How do hospitals handle dishonest patient reviews? Execs from Cleveland Clinic, UCHealth & more discuss

When Americans need to find care, the first place they usually go is Google. With hospitals' ratings and reviews often affecting healthcare consumers' decision about where to seek care, what options are available when a patient writes a misleading or dishonest review?

Below, six health system executives discuss how their health system handles negative reviews.

Editor's note: Responses have been edited lightly for clarity and style.

Adrienne Boissy, MD. Chief Experience Officer at Cleveland Clinic. A physician’s rating will only be posted on the site providing they have a minimum of 30 completed surveys. We do not post comments that are libelous, slanderous, profane, irrelevant or otherwise inappropriate or may risk the privacy of our patients. When a clinician has a concern about what has been posted, we listen, internally review, respond and invite the clinician to draft a response that can be posted online.
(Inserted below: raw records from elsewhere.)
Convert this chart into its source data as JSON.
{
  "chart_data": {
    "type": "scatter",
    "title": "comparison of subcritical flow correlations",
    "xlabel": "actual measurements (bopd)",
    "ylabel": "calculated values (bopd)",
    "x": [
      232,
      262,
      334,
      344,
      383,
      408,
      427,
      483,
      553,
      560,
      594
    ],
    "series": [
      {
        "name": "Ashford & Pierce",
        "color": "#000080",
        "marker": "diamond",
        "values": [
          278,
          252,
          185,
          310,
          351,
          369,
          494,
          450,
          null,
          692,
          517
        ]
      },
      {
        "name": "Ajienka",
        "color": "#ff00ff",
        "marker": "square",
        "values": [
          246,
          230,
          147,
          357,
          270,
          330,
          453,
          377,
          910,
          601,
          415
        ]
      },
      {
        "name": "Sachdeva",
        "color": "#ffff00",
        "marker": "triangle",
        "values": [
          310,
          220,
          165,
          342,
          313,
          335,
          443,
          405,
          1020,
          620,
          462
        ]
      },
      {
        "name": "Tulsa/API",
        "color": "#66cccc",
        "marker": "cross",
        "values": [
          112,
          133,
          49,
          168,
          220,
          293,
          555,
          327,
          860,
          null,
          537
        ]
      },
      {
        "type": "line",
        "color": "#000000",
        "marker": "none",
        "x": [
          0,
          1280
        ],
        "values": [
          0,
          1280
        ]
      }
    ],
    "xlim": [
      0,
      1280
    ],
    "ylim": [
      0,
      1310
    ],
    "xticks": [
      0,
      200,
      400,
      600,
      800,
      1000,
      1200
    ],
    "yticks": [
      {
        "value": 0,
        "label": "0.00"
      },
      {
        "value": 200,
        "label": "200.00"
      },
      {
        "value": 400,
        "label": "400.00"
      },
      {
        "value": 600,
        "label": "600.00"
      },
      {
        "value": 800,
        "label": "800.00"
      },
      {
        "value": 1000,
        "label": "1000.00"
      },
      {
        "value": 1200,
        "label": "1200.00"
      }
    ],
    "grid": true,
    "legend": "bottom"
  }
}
Andrew Resnick, MD. Senior Vice President & Chief Quality and Safety Officer at Brigham and Women’s Hospital. The patient experience is the experience of the patient, and we don’t dilute or judge this in any way. We strive to provide an exemplary experience every time, but if there is a negative review, we take the patient at their word and do not edit the review or rating. We make sure our providers receive regular reports that include scores and patient comments, ensuring the feedback from patients is seen.

Suzanne Bharati Hendery. Chief Marketing and Customer Officer at Renown Health (Reno. Nev.). Our social media team reviews every comment before posting. We do not publish any comments that are considered libelous, slanderous or provide protected health information. If there is a concerning comment, we hold it back for review and a vote by a patient posting review committee. If the committee finds the comment is helpful to the provider to improve their practice, or a potential patient, it is published. Very, very few (0.02 percent) of the comments have not been published. Even if they are not published, these patient comments are shared with the provider and their leadership for continuous improvement.      
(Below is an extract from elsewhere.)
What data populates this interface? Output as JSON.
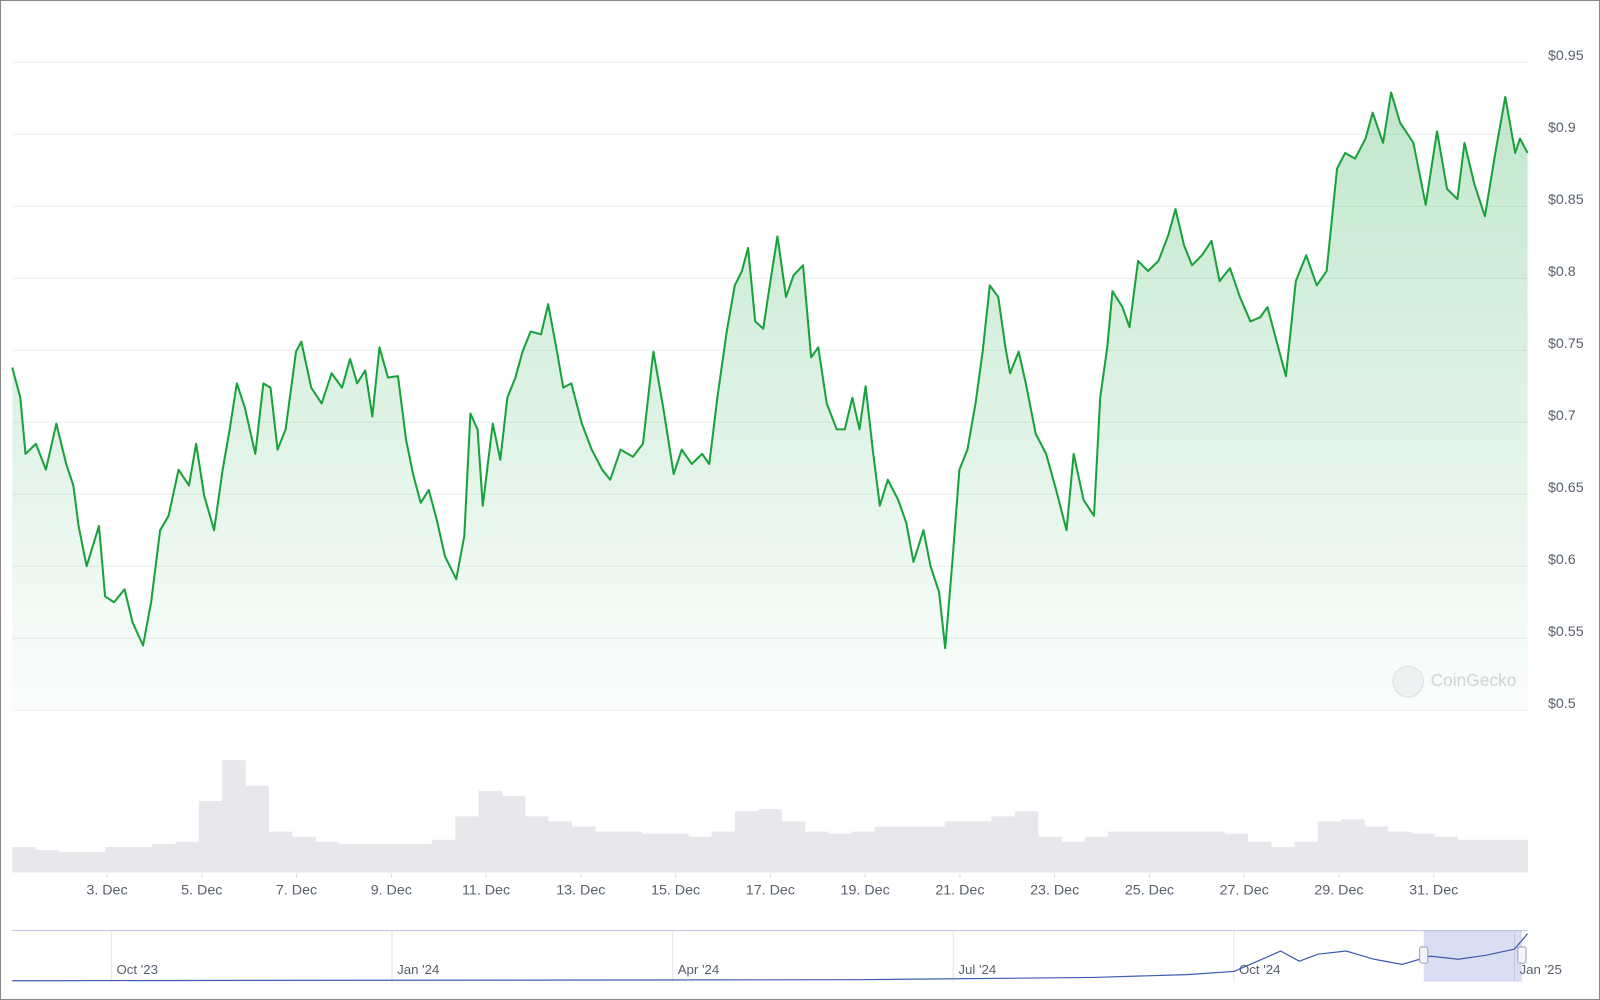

Kim Accorsi. Director of Digital Services at Dartmouth-Hitchcock (Lebanon, N.H.). Transparency comes at the cost of potentially having less than five-star reviews. The thing we often forget is consumers are savvy and conditioned nowadays and know how to look for trends in reviews, and a few isolated negative reviews doesn’t necessarily mean they will choose not to see a provider or visit a healthcare location.

When you are self-hosting a review, you have the option to allow a provider to review and offer their side of the story. You might choose to offer clarifying comments on your website in response to something that is misleading. We’ve enabled this ability at Dartmouth-Hitchcock — we can comment as the organization to an individual comment if clarity is needed.

With major search engines like Google currently integrating business website ratings into their knowledge card, you have an indirect way to balance the scales if a few negative comments are posted elsewhere.

Vincent Serio. Director of Digital and Emerging Media at UCHealth (Aurora, Colo.). This is tricky because you want a fair process, but one that also allows for identifying reviews that are abusive, reveal protected health information, etc. As a safety precaution, we use an algorithm to flag suspicious reviews that are sent to a committee for review before they are posted.

Sarah Sanders. Senior Vice President and Chief Marketing Officer at Nemours Children’s Health System (Jacksonville, Fla.). One perspective in this area is to honestly say that providers are sometime hesitant to share reviews for this very reason. There are two sides to every story, and even when seeking to have the best outcomes for every patient, sometimes our perspectives do not align.  But when you are sharing reviews, it is a leap of faith and trust that good outweighs the negative.   

At Nemours, delivering on an stellar patient experience is critical to our mission. But family-centered care is complex. We know that despite our best efforts, a negative review is inevitable from time to time. When we identify a negative review, we immediately reach out to the person who posted it. If the circumstances are care-related, we offer to put them in touch with our patient experience team to understand their feedback. We then work with our patient experience and clinical operations teams to implement service recovery. Often, it does not escalate to this level.  Our initial response — because we understand it’s personal — makes an impact.